"I'd argue that you have yourself to blame," Rae pointed out with vague amusement. "I didn't provoke him to chase you, you did that all on your own." Her hand found her hip, which jutted out in an amused but indignant pose. She shrugged one shoulder, tilted her head and pouted her lip in a shrug. "But, you know, if it's easier to blame me, you can go ahead and keep on doing that. I can't stop you."
Tinkerbell. Rae's expression turned to complete indignation right then.
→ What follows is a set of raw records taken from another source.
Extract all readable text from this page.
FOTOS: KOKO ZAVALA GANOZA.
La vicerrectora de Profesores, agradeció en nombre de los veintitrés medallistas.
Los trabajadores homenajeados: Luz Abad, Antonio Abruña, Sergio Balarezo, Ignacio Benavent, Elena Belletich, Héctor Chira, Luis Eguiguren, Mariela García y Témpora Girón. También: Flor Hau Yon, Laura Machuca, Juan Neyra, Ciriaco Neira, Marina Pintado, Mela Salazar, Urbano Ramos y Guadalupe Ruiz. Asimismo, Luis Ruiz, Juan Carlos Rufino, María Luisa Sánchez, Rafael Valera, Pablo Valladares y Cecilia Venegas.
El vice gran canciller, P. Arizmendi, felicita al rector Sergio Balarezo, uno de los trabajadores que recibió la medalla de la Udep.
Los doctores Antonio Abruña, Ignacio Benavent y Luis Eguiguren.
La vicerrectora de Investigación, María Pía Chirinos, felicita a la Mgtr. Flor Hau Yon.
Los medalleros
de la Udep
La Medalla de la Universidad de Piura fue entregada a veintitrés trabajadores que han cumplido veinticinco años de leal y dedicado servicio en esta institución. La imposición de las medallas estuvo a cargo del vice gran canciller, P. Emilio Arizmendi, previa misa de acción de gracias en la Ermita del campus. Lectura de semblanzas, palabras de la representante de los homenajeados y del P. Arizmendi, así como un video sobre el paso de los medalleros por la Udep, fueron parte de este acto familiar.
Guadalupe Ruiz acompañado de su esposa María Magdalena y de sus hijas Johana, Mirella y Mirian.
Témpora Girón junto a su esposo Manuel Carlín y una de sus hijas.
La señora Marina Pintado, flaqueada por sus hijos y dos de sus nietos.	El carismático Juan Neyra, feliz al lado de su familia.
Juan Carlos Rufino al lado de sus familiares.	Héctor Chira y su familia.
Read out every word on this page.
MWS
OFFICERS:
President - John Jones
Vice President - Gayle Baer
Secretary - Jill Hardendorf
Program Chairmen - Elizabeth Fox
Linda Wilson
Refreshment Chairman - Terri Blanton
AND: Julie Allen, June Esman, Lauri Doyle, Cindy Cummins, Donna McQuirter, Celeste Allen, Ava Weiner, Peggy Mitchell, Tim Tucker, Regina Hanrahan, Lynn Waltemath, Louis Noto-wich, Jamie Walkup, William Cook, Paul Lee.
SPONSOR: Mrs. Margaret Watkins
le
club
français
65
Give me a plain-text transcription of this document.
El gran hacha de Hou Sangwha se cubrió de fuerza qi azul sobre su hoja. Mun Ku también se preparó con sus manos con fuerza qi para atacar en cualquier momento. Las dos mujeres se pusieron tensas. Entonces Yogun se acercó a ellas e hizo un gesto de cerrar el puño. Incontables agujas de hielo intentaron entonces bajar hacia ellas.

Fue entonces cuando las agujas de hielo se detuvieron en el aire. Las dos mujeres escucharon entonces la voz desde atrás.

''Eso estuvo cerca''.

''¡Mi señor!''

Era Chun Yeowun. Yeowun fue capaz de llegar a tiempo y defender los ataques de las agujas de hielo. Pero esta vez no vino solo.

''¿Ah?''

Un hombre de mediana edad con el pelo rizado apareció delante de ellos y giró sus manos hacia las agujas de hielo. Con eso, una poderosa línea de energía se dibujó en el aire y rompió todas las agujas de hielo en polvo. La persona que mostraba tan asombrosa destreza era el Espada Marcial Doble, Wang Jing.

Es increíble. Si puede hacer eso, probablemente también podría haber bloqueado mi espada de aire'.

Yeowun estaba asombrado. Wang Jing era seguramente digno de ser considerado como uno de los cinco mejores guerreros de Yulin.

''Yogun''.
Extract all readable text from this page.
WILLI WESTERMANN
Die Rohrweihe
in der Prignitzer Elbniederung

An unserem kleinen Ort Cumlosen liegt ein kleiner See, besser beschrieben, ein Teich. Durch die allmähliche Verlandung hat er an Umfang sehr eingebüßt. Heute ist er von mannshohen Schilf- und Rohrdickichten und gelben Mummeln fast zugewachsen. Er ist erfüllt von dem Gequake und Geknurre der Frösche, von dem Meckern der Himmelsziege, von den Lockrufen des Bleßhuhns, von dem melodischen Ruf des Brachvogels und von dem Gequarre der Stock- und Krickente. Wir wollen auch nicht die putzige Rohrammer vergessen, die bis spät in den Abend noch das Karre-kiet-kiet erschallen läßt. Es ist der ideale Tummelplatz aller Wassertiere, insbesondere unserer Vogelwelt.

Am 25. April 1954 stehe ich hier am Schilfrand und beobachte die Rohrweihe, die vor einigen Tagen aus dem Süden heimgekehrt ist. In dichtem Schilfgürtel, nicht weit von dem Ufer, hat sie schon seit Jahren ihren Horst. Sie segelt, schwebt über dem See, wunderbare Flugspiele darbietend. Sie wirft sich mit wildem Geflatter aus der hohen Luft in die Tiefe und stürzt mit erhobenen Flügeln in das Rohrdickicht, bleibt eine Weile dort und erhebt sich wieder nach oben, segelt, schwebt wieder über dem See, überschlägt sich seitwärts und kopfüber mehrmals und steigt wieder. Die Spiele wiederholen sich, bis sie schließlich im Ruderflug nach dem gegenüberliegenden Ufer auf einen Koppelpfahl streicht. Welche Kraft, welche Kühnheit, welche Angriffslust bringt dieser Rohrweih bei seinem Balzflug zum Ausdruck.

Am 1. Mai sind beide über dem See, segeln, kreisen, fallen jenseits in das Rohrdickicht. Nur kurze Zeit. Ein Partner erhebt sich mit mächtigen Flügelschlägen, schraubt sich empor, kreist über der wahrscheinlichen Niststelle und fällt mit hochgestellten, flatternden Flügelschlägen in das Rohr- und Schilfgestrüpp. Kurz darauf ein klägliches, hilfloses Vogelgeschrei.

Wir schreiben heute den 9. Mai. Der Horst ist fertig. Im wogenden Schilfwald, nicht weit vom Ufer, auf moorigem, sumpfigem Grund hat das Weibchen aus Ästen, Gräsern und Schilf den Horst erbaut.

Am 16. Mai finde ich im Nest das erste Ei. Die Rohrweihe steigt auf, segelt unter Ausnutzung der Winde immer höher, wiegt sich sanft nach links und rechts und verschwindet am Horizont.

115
Frickin' Tinkerbell ruined the image of faeries. "Do I look like I'm freaking glowing?" she asked, holding her arms out in a 'look me over' gesture. "I'm not glowing and I don't have poofy magic dust, so..." she rolled her eyes when he clapped his hands. "Sorry. Nope. Didn't work. Still tired as hell, and now I'm aggravated at a certain Clever McWitpants."
An eyebrow raised and Rae rolled her eyes. "Oh, that one's original. Last time I heard that was fifth grade. R-A-E. Which, yes, is a woman's name." The annoyance was not as poignant as Rae probably would have liked it to be, the amusement peppered into it probably did that in. "Though I do know a male fae named Ash."
Another activity that requires a great expenditure of energy. Rae raised both eyebrows in surprise. Had he really... just propositioned her? Was she assuming too much? She did that sometimes. Just because she was a pretty girl didn't mean that every man was propositioning her. But the way he smirked... she placed a hand on her hip again and shook her head. "Safe assumption," she said, her tone lacking as much bite as she wanted it to. "All right. Guessing game it is."
Another shrug. "Hey, to me you're tall. You could very well be a completely shaven Sasquatch, for all I know," she said, the grin coming back to her face. "But all right, if you're not Sasquatch, are you an alien? A martian? That counts, doesn't it?" she asked him, eyes dancing. He wasn't the only one who could tease.